General Motors is a well-known name in the automotive industry. The company has been praised for their commitment to quality, as well as their tendency to innovate. An example of their forward-thinking mentality can be observed in their use of the mobile platform to impact the car-sharing industry.
Using Maven, an app-based renting tool, users can get temporary use of GM vehicles for rates as low as $8 an hour – including gas. This tool has been compared to other similar apps such as Zipcar. This unique solution was launched at the beginning of 2016 with high hopes for satisfying demand in both the renting and ride-sharing industries.
Combining GM’s understanding of quality vehicles with a decentralized approach to making rentals more accessible has proven successful to say the least. With big cities like Boston, New York City, Los Angeles, Washington DC, Chicago, Baltimore, and Detroit all showing favorable results from their use of the app, GM has announced plans to debut the app in a new market – San Francisco.
Management at GM have viewed these efforts as an investment rather than a simple cost. Given that spending more money on advertising may provide diminishing returns when it comes to promoting auto sales, redirecting efforts into another revenue stream has helped the company grow – it has also helped them remain relevant in an age where mobile devices, apps, and demands for convenience dominate the market.
These investments have helped to put about 60 cars across 30 locations in these cities. With over 10,000 members and more than 15 million miles between them, it’s clear that GM is on to something.
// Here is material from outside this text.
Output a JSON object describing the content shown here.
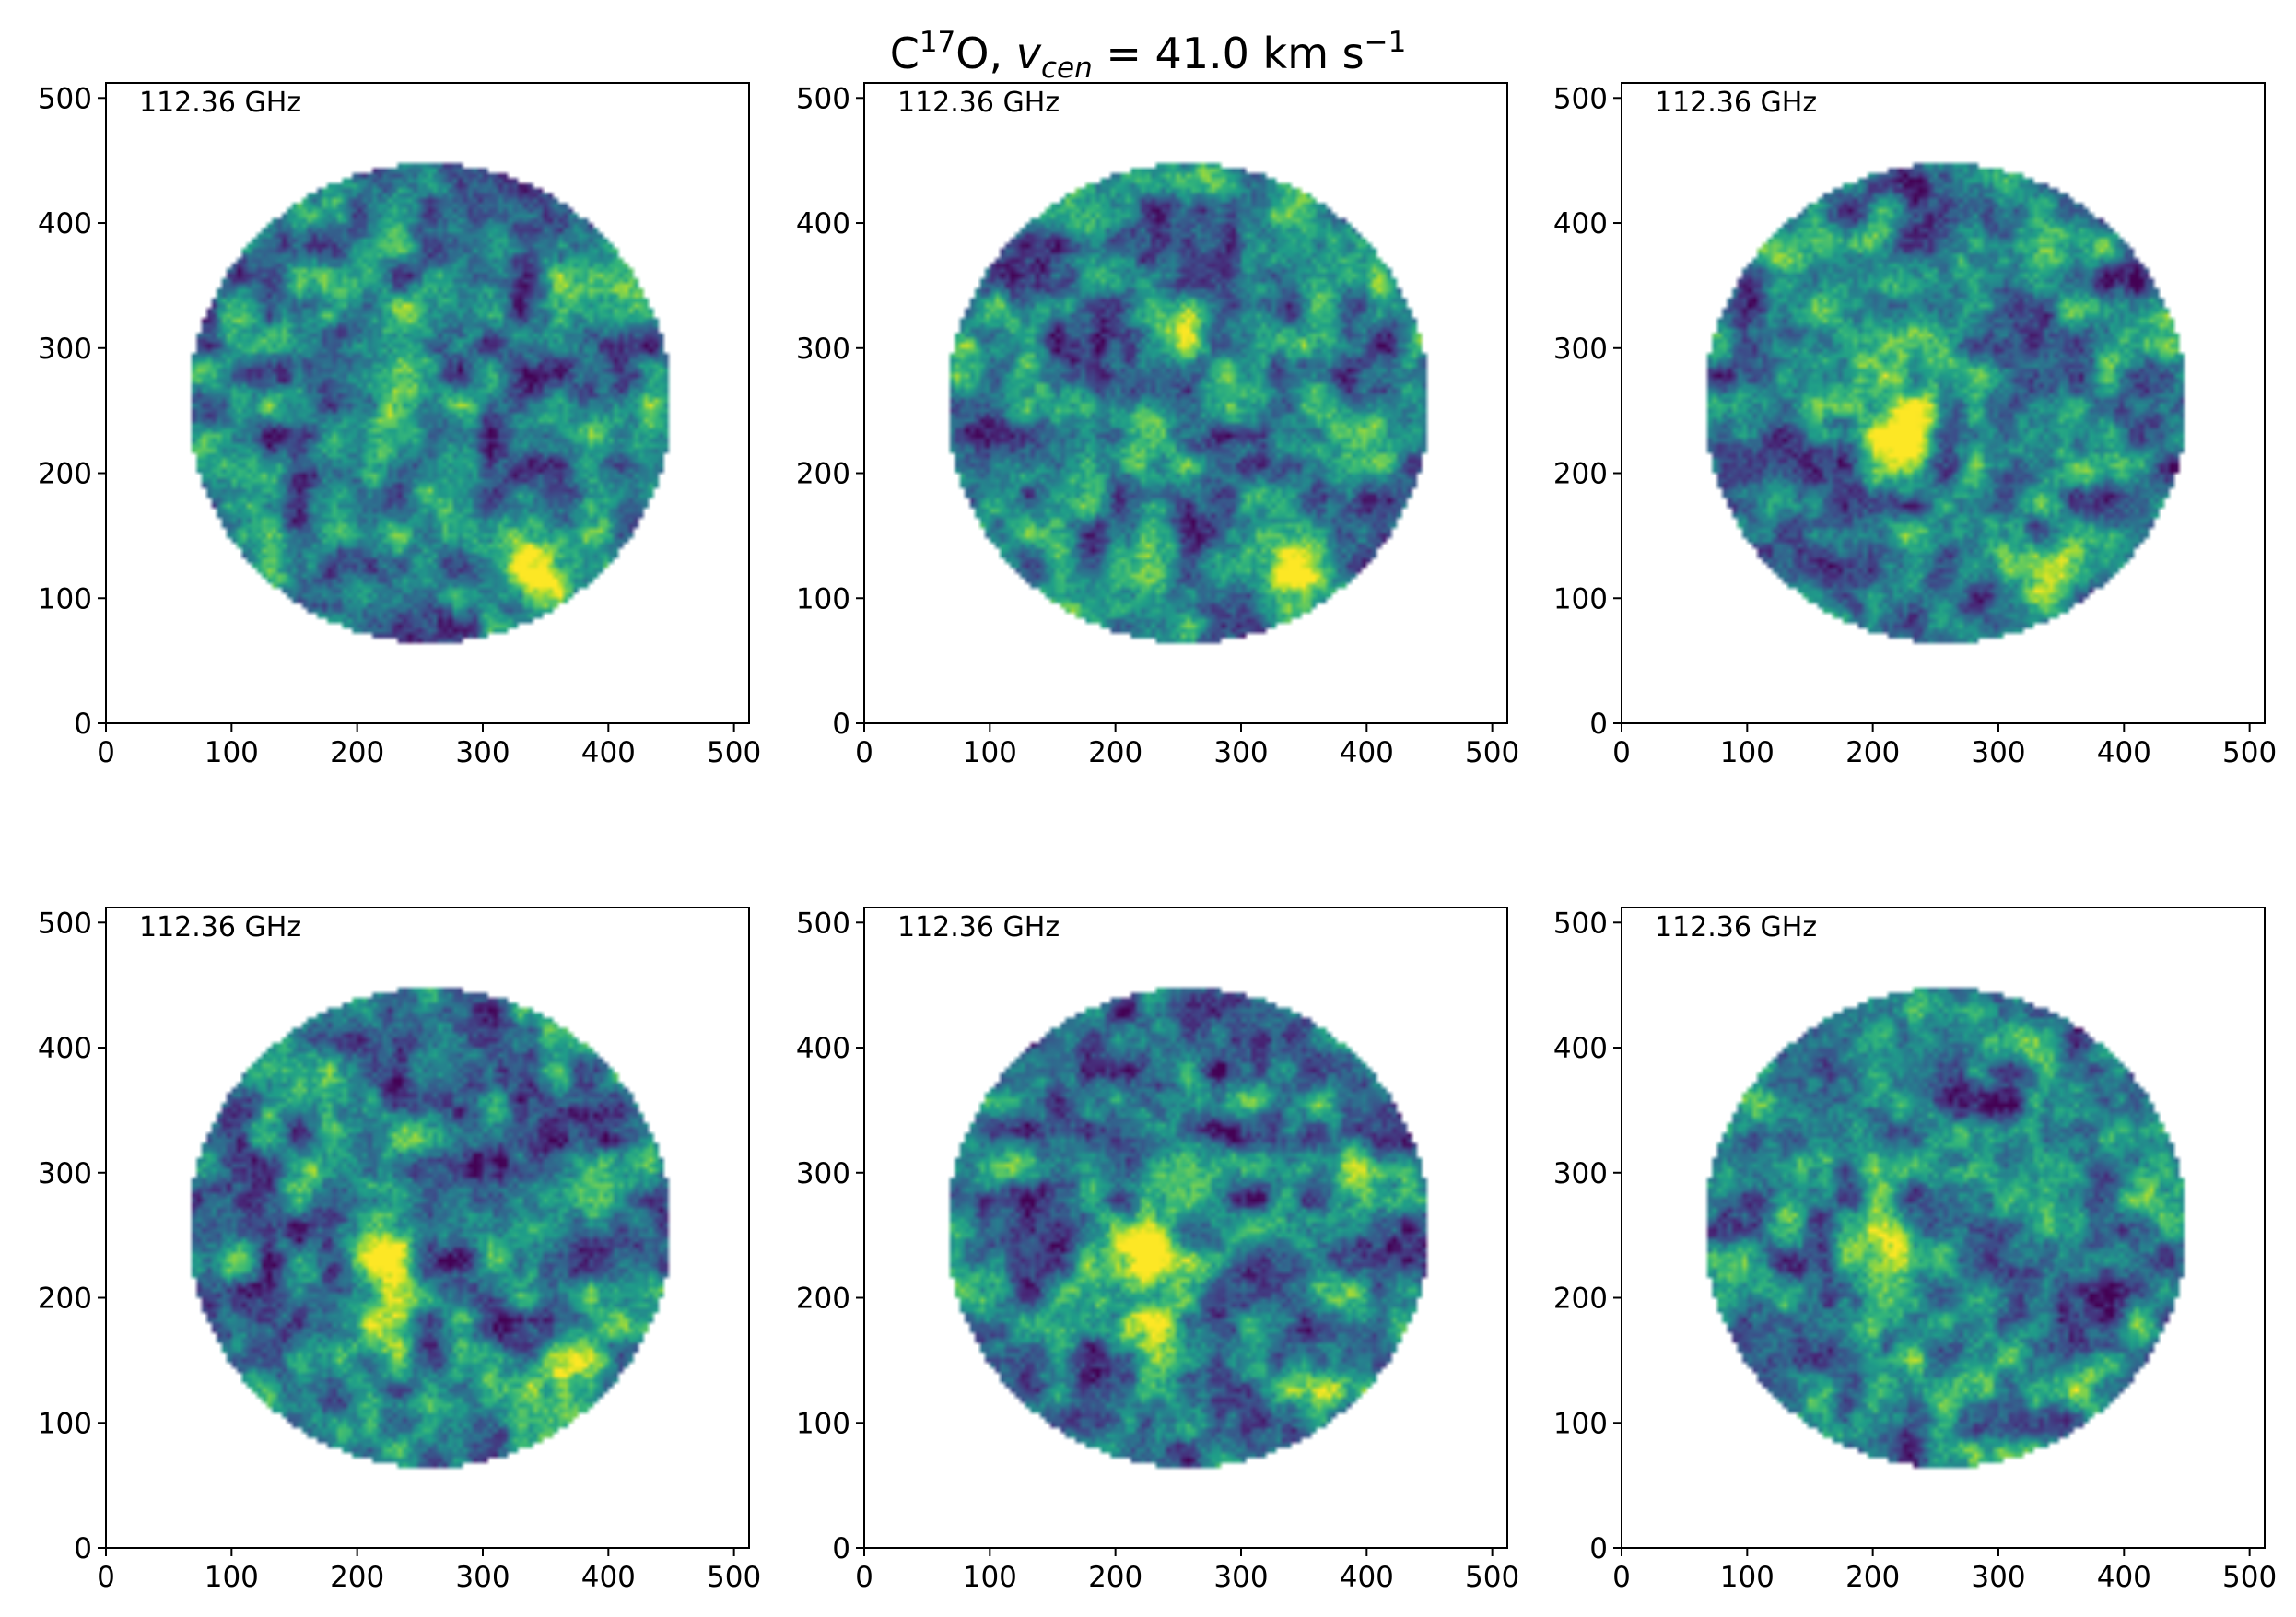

Given the importance of transportation in a port-city like San Francisco, this new market may very well help continue the trend of success that Maven has been enjoying.
Not all efforts of this type have been completely successful. Car2Go is an example of a similar solution that had trouble becoming established in newer markets. But given that GM has the type of inventory, reputation, and financial backing to support this kind of effort, it is likely that Maven will have the same type of success in “The City by the Bay.”
Other giants in the automotive industry have been taking notice of how an evolved business model can provide opportunities for growth. Chariot, a San Francisco-based shuttle service, was purchased last month by Ford.
Management at GM hopes that establishing a large presence in active markets will give them the return they need to continue expanding. Plans for continued expansion in the west will be pursued over the coming months.